La décision a été officialisée par un arrêté ministériel publié à Yaoundé le 4 mars 2026, qui déclare nuls et non avenus les titres fonciers n° 016325 et 016331/Fako.
Dans un courrier adressé aux représentants de la communauté villageoise de Bas-Ewonda, le ministre Eyebe Ayissi a justifié cette annulation par une pétition et des enquêtes ayant révélé de graves irrégularités dans la procédure d’émission des titres. L'article 27 du décret n° 76-165 du 27 avril 1976, qui fixe les conditions d’obtention des titres fonciers au Cameroun et établit le cadre juridique pour l’annulation des titres irréguliers, a été évoqué.
Les enquêtes du ministère ont révélé que les titres avaient été initialement délivrés à des personnes souhaitant établir un nouveau village, Bas-Ewonda, sur des terres appartenant à des particuliers et à la communauté locale. L'arrêté ministériel souligne des irrégularités dans l'interprétation et l'exécution d'une décision du tribunal de première instance de Buea, ainsi qu'une « appropriation indue de biens appartenant à des tiers » par les bénéficiaires des titres, induisant l'administration en erreur.
La contestation avait été portée à l'attention du ministère par une requête de Me Nyonbadmia Evine, représentant Joseph Mokake Luma et d'autres propriétaires fonciers. Une mission d'enquête avait été dépêchée à Buea en mai 2025, et ses conclusions, ainsi que les rapports de la délégation régionale du ministère, ont servi de base à la décision d'annulation.
Le ministre a réaffirmé la caducité des titres fonciers dès la constatation des irrégularités, précisant que les parcelles concernées retrouveraient leur statut juridique initial de terres domaniales. Les autorités administratives de Fako ont été chargées de l'application de cette décision.

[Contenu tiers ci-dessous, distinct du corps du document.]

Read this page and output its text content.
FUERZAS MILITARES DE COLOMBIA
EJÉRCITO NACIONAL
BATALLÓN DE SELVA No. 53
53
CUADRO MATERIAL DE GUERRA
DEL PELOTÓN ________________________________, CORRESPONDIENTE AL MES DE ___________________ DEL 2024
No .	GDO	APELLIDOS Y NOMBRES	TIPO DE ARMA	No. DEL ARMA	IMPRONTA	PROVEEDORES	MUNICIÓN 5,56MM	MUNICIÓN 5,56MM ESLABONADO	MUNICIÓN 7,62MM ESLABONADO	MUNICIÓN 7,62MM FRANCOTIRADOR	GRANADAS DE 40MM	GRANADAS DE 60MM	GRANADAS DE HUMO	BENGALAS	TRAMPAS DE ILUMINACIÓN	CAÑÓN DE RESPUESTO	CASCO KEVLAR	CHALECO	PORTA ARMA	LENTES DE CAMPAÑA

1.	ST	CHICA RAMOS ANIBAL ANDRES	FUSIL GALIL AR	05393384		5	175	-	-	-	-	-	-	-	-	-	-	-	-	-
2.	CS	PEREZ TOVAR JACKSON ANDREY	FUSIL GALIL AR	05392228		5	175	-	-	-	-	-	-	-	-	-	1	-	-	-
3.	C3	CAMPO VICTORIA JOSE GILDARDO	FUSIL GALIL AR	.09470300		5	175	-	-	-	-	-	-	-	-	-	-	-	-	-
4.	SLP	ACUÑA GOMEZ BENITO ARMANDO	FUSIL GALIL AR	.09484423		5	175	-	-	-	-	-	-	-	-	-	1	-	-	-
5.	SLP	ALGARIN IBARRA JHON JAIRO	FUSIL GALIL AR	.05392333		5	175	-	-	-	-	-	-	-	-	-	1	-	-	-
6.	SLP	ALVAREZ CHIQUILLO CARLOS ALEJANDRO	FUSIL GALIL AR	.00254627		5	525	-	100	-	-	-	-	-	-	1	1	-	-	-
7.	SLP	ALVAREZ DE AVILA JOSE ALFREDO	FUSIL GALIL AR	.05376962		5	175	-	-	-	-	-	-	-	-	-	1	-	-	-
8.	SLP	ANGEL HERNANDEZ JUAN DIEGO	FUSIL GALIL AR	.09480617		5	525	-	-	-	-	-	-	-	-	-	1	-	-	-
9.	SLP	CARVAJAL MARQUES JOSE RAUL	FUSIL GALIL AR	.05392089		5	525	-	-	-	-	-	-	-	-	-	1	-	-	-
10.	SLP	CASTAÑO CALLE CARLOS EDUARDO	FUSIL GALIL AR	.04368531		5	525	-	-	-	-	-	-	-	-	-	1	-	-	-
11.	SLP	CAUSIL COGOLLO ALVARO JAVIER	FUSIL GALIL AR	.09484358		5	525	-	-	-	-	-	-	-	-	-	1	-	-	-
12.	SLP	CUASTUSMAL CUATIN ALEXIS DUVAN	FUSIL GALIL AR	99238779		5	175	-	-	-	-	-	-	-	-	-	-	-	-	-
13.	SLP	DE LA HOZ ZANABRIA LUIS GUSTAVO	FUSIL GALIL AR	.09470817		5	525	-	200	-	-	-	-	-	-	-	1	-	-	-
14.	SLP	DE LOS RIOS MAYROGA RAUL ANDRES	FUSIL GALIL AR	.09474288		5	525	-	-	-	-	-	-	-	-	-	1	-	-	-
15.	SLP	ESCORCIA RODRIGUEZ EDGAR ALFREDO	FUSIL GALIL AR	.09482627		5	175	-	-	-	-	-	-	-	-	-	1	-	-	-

Cette annulation met fin au projet d'établissement de Bas-Ewonda et constitue une victoire pour les propriétaires fonciers locaux qui s'opposaient à ce qu'ils considéraient comme une tentative d'accaparement de leurs terres. Les conflits fonciers restent fréquents au Cameroun, en particulier dans les régions en développement rapide comme Buea. La complexité du système juridique camerounais, qui combine droit coutumier et droit écrit, est une source de litiges.